Checking out the neighborhood for male American hollies...and there's a massive one not fifty feet away in the adjacent property. It doesn't have any berries at all, even while this one does. If even this young variegated female has berries, the far larger and older tree would also have them...if it were also a female. And so it's a male—and so either this variegated tree is just getting into a berrying mood or isn't all that interested in the first place. (More on holly berries in today's post.)
— A preference for full sun that doesn't rule out a long and happy life with some shade.
— A remarkable flexibility about (Spring) pruning: Do it a lot, a little, or never, and she's still enthusiastic. And while heaven forfend that you would ever need or want to get out the chainsaw and stump the old girl, she'll sprout forth promptly if you do.
Not to worry: I'm never going to recommend more than a nip and tuck for my baby girl, because she's
soooo special already. Yes, she may well be a child of the shininess-challenged
Ilex opaca family, but that's the reason why her given name, Stewart's Silver Crown, is all the more tantalizing. Even more astounding, the reality of the "silver crown" only exceeds whatever you're imagining: As she matures, the foliage at top of the tree (and only the top) will be
entirely cream-white. The bark on the young twigs too. All of it,
pure ivory white.
By the second year, that creamy foliage acquires some chlorophyll (and the bark of the young twigs matures to boring tan), but the new foliage growing up from it is the new generation of all-white growth. Year after year, the tree is never without a "silver crown."
[Back to my David Merrick impersonation.] But even this silver crown—unique not just in the world of hollies but in the world of plants overall and everywhere—
still isn't the finale of the act.
Ladies and Gentlemen, kindly recall that this is a
pas de deux, a partnership. Having a silver crown, then, is only the beginning of climax. That part of our performance comes right from the casting. So what could possibly top it?
Three clues: 1. Holly is amazingly amenable about being pruned. 2. The way to encourage any holly to grow the maximum amount of new growth is to prune it in early Spring. 3. Stewart's new growth is pure white—but only at the top of the tree.
And so, the envelope, please: Year by year I'll prune away my Stewart's lower branches, whose foliage is "only" the usual variegation. And year by year (starting this very Spring), I'll lightly prune the very top of the Stewart, so it branches into two, four, eight, sixteen, a zillion tops, all crowding together. Each of which will produce its own "silver" crown.
In who-knows-how-many years, then, the tree will be a broad mound of pure-white foliage atop a thick trunk. This Silver Crown will have grown into its essence: It will be all crown, or rather, all
crowns. A full set of crowns, a collection, a congeries: A crowning glory indeed.
Or at least that's the plan. Admittedly, it's more of a high-wire act than a Fred-and-Ginger sashay. There's suspense involved, not just sparkle, not just skill.
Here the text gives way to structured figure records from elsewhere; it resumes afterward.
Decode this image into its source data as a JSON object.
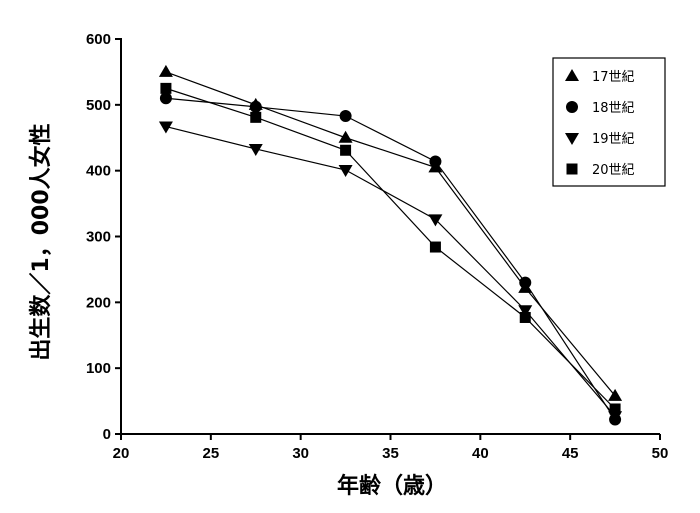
{
  "chart_data": {
    "type": "line",
    "title": "",
    "xlabel": "年齢（歳）",
    "ylabel": "出生数／1，000人女性",
    "xlim": [
      20,
      50
    ],
    "ylim": [
      0,
      600
    ],
    "xticks": [
      "20",
      "25",
      "30",
      "35",
      "40",
      "45",
      "50"
    ],
    "yticks": [
      "0",
      "100",
      "200",
      "300",
      "400",
      "500",
      "600"
    ],
    "x": [
      22.5,
      27.5,
      32.5,
      37.5,
      42.5,
      47.5
    ],
    "legend_position": "top-right",
    "grid": false,
    "series": [
      {
        "name": "17世紀",
        "marker": "triangle-up",
        "values": [
          550,
          500,
          450,
          405,
          222,
          58
        ]
      },
      {
        "name": "18世紀",
        "marker": "circle",
        "values": [
          510,
          497,
          483,
          414,
          230,
          22
        ]
      },
      {
        "name": "19世紀",
        "marker": "triangle-down",
        "values": [
          467,
          433,
          401,
          326,
          188,
          27
        ]
      },
      {
        "name": "20世紀",
        "marker": "square",
        "values": [
          525,
          481,
          431,
          284,
          177,
          38
        ]
      }
    ]
  }
}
How much of the "normal" variegated foliage is needed to sustain the growth of all of that pure-white (and therefore chlorophyll-free) new growth each Spring? Will the look therefore be more like a giant and thickly sour-cream-frosted green cupcake on a stick? Or will the outer crowns be nodded outward by density of the more central crowns, so that the cupcake will become frosted on the sides too?
In truth, who can say? To my knowledge, my lifelong dance—pruners at the ready—with this Stewart's Silver Crown is a "Star Trek" moment. Stewart and me, holly and gardener, we're both Going Where No Man Has Gone Before.